REFUFAM Working Package 3 (WP3) is dedicated to the analysis of the impact of policy gaps in migration and integration governance on refugee families’ access to core domains of integration such as work, education and housing. The main research questions are: how do refugee families access domains such as housing, work, education? What difficulties and challenges do they face and how do they access and participate in these domains by carving out new paths? 

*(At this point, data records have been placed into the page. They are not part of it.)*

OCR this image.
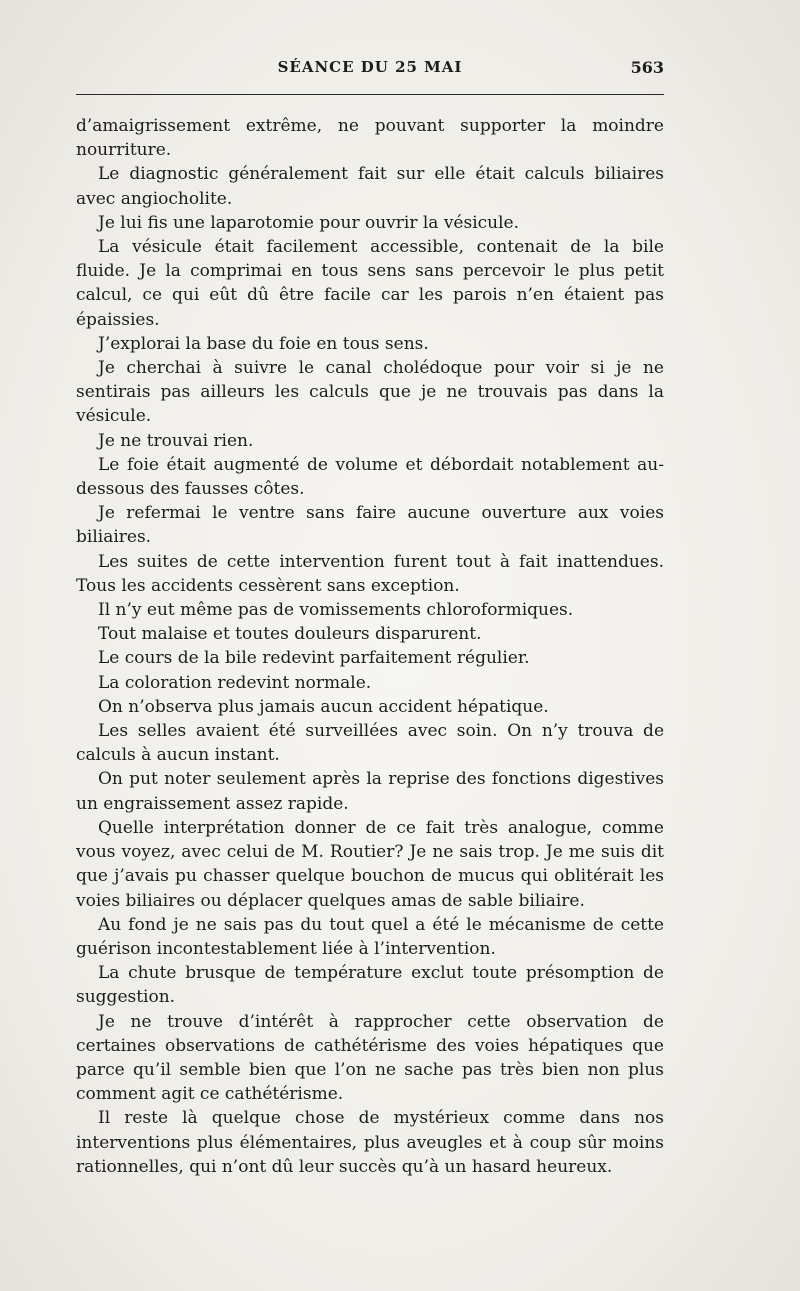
SÉANCE DU 25 MAI	563

d’amaigrissement extrême, ne pouvant supporter la moindre nourriture.

Le diagnostic généralement fait sur elle était calculs biliaires avec angiocholite.

Je lui fis une laparotomie pour ouvrir la vésicule.

La vésicule était facilement accessible, contenait de la bile fluide. Je la comprimai en tous sens sans percevoir le plus petit calcul, ce qui eût dû être facile car les parois n’en étaient pas épaissies.

J’explorai la base du foie en tous sens.

Je cherchai à suivre le canal cholédoque pour voir si je ne sentirais pas ailleurs les calculs que je ne trouvais pas dans la vésicule.

Je ne trouvai rien.

Le foie était augmenté de volume et débordait notablement au-dessous des fausses côtes.

Je refermai le ventre sans faire aucune ouverture aux voies biliaires.

Les suites de cette intervention furent tout à fait inattendues. Tous les accidents cessèrent sans exception.

Il n’y eut même pas de vomissements chloroformiques.

Tout malaise et toutes douleurs disparurent.

Le cours de la bile redevint parfaitement régulier.

La coloration redevint normale.

On n’observa plus jamais aucun accident hépatique.

Les selles avaient été surveillées avec soin. On n’y trouva de calculs à aucun instant.

On put noter seulement après la reprise des fonctions digestives un engraissement assez rapide.

Quelle interprétation donner de ce fait très analogue, comme vous voyez, avec celui de M. Routier? Je ne sais trop. Je me suis dit que j’avais pu chasser quelque bouchon de mucus qui oblitérait les voies biliaires ou déplacer quelques amas de sable biliaire.

Au fond je ne sais pas du tout quel a été le mécanisme de cette guérison incontestablement liée à l’intervention.

La chute brusque de température exclut toute présomption de suggestion.

Je ne trouve d’intérêt à rapprocher cette observation de certaines observations de cathétérisme des voies hépatiques que parce qu’il semble bien que l’on ne sache pas très bien non plus comment agit ce cathétérisme.

Il reste là quelque chose de mystérieux comme dans nos interventions plus élémentaires, plus aveugles et à coup sûr moins rationnelles, qui n’ont dû leur succès qu’à un hasard heureux.
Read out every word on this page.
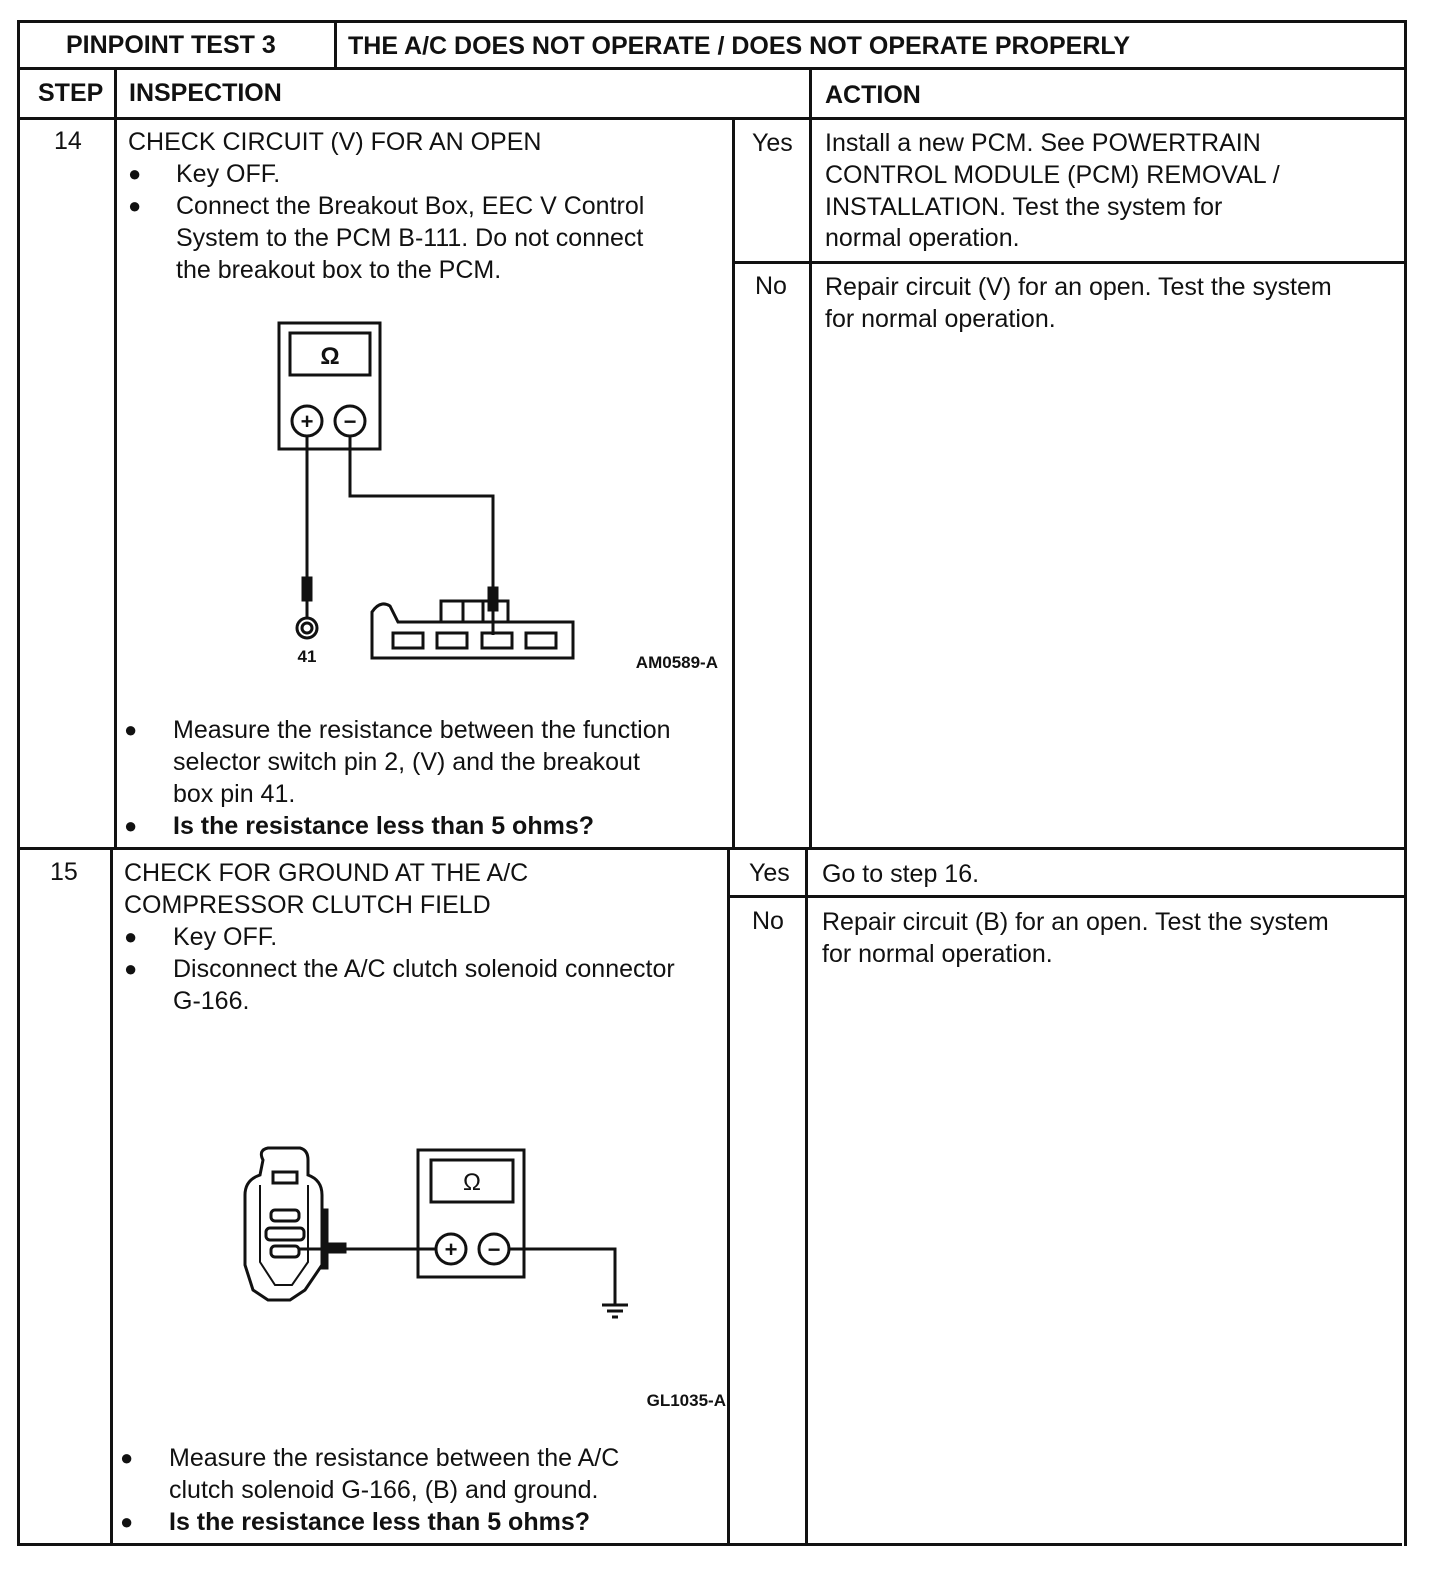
PINPOINT TEST 3	THE A/C DOES NOT OPERATE / DOES NOT OPERATE PROPERLY
STEP INSPECTION	ACTION
14 CHECK CIRCUIT (V) FOR AN OPEN
● Key OFF.
● Connect the Breakout Box, EEC V Control
System to the PCM B-111. Do not connect
the breakout box to the PCM.
● Measure the resistance between the function
selector switch pin 2, (V) and the breakout
box pin 41.
● Is the resistance less than 5 ohms?
Yes Install a new PCM. See POWERTRAIN
CONTROL MODULE (PCM) REMOVAL /
INSTALLATION. Test the system for
normal operation.
No Repair circuit (V) for an open. Test the system
for normal operation.
15 CHECK FOR GROUND AT THE A/C
COMPRESSOR CLUTCH FIELD
● Key OFF.
● Disconnect the A/C clutch solenoid connector
G-166.
● Measure the resistance between the A/C
clutch solenoid G-166, (B) and ground.
● Is the resistance less than 5 ohms?
Yes Go to step 16.
No Repair circuit (B) for an open. Test the system
for normal operation.
Ω
+ −
41	AM0589-A
Ω
+ −
GL1035-A
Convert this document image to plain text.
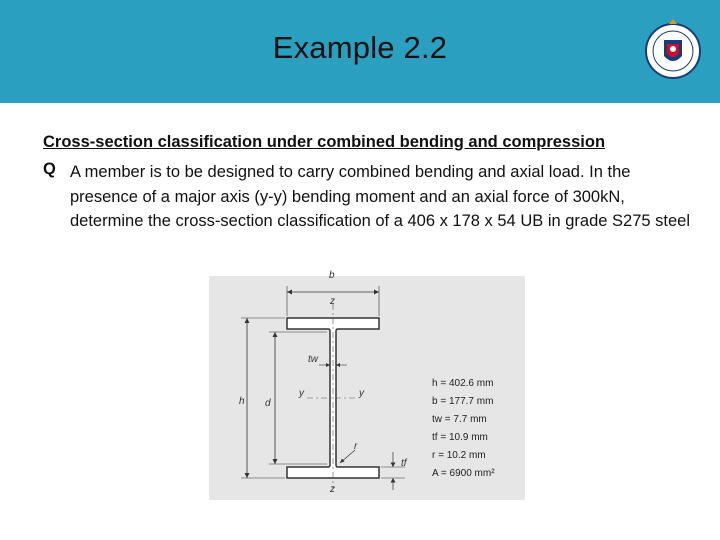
Example 2.2
Cross-section classification under combined bending and compression
Q A member is to be designed to carry combined bending and axial load. In the presence of a major axis (y-y) bending moment and an axial force of 300kN, determine the cross-section classification of a 406 x 178 x 54 UB in grade S275 steel
b
z
z
tw
y	y
h d
r
tf
h = 402.6 mm
b = 177.7 mm
tw = 7.7 mm
tf = 10.9 mm
r = 10.2 mm
A = 6900 mm²
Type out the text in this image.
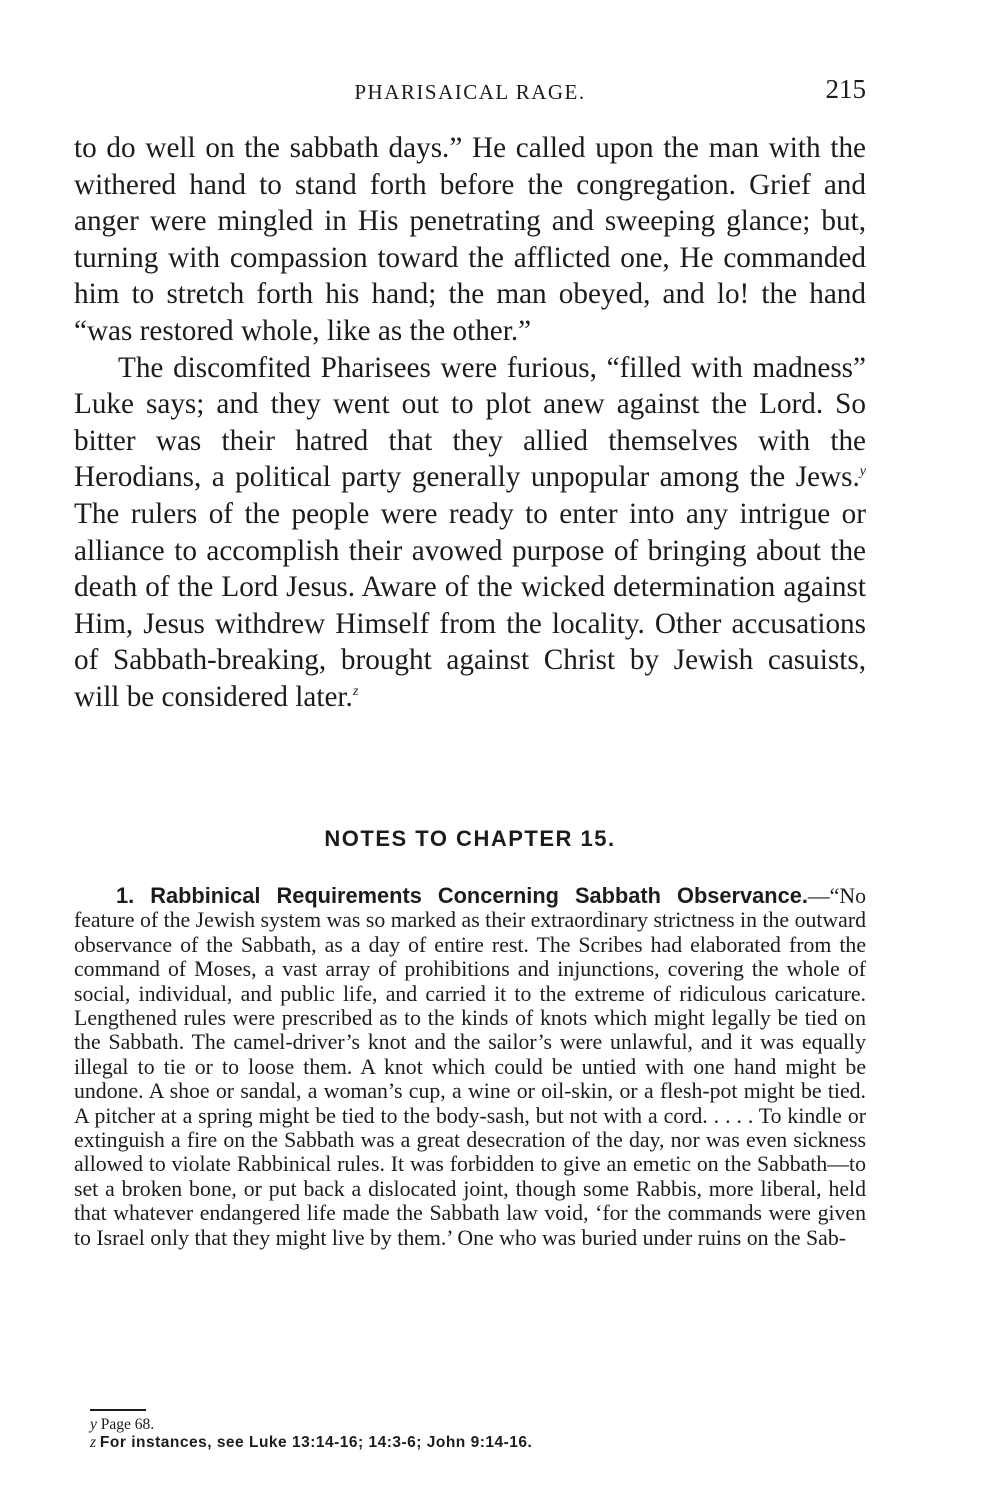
PHARISAICAL RAGE.	215

to do well on the sabbath days.” He called upon the man with the withered hand to stand forth before the congregation. Grief and anger were mingled in His penetrating and sweeping glance; but, turning with compassion toward the afflicted one, He commanded him to stretch forth his hand; the man obeyed, and lo! the hand “was restored whole, like as the other.”

The discomfited Pharisees were furious, “filled with madness” Luke says; and they went out to plot anew against the Lord. So bitter was their hatred that they allied themselves with the Herodians, a political party generally unpopular among the Jews.$^y$ The rulers of the people were ready to enter into any intrigue or alliance to accomplish their avowed purpose of bringing about the death of the Lord Jesus. Aware of the wicked determination against Him, Jesus withdrew Himself from the locality. Other accusations of Sabbath-breaking, brought against Christ by Jewish casuists, will be considered later.$^z$

NOTES TO CHAPTER 15.

1. Rabbinical Requirements Concerning Sabbath Observance.—“No feature of the Jewish system was so marked as their extraordinary strictness in the outward observance of the Sabbath, as a day of entire rest. The Scribes had elaborated from the command of Moses, a vast array of prohibitions and injunctions, covering the whole of social, individual, and public life, and carried it to the extreme of ridiculous caricature. Lengthened rules were prescribed as to the kinds of knots which might legally be tied on the Sabbath. The camel-driver’s knot and the sailor’s were unlawful, and it was equally illegal to tie or to loose them. A knot which could be untied with one hand might be undone. A shoe or sandal, a woman’s cup, a wine or oil-skin, or a flesh-pot might be tied. A pitcher at a spring might be tied to the body-sash, but not with a cord. . . . . To kindle or extinguish a fire on the Sabbath was a great desecration of the day, nor was even sickness allowed to violate Rabbinical rules. It was forbidden to give an emetic on the Sabbath—to set a broken bone, or put back a dislocated joint, though some Rabbis, more liberal, held that whatever endangered life made the Sabbath law void, ‘for the commands were given to Israel only that they might live by them.’ One who was buried under ruins on the Sab-

y Page 68.
z For instances, see Luke 13:14-16; 14:3-6; John 9:14-16.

WP3 takes a socio-spatial perspective to respond to these questions and develops and employs two main concepts: “inclusion pathways” and “enabling infrastructures”. First, we transition from using “integration” to  “inclusion pathways”, defined as a process embedded spatially and shaped by social relations that enable newcomers to access and participate in different domains, considering constraints, resources and contours of support within receiving milieus. Second, we employ “enabling infrastructures” to explore the receiving milieus as enmeshed with interlaced sets of socio-spatial and temporal infrastructures, that (may) enable refugees to carve their inclusionary pathways. In WP3, our focus is on 3 cities in Belgium: Leuven in Flanders, Tournai in Wallonia, and Brussels. Through (virtual) ethnography, life stories, mapping, volunteering and workshops, we explore how refugee families practically carve these pathways, what affects newcomers access in such settings and shape their inclusion trajectories. The research intends to develop recommendations for enhancing refugees’ well-being and inclusion in various life domains.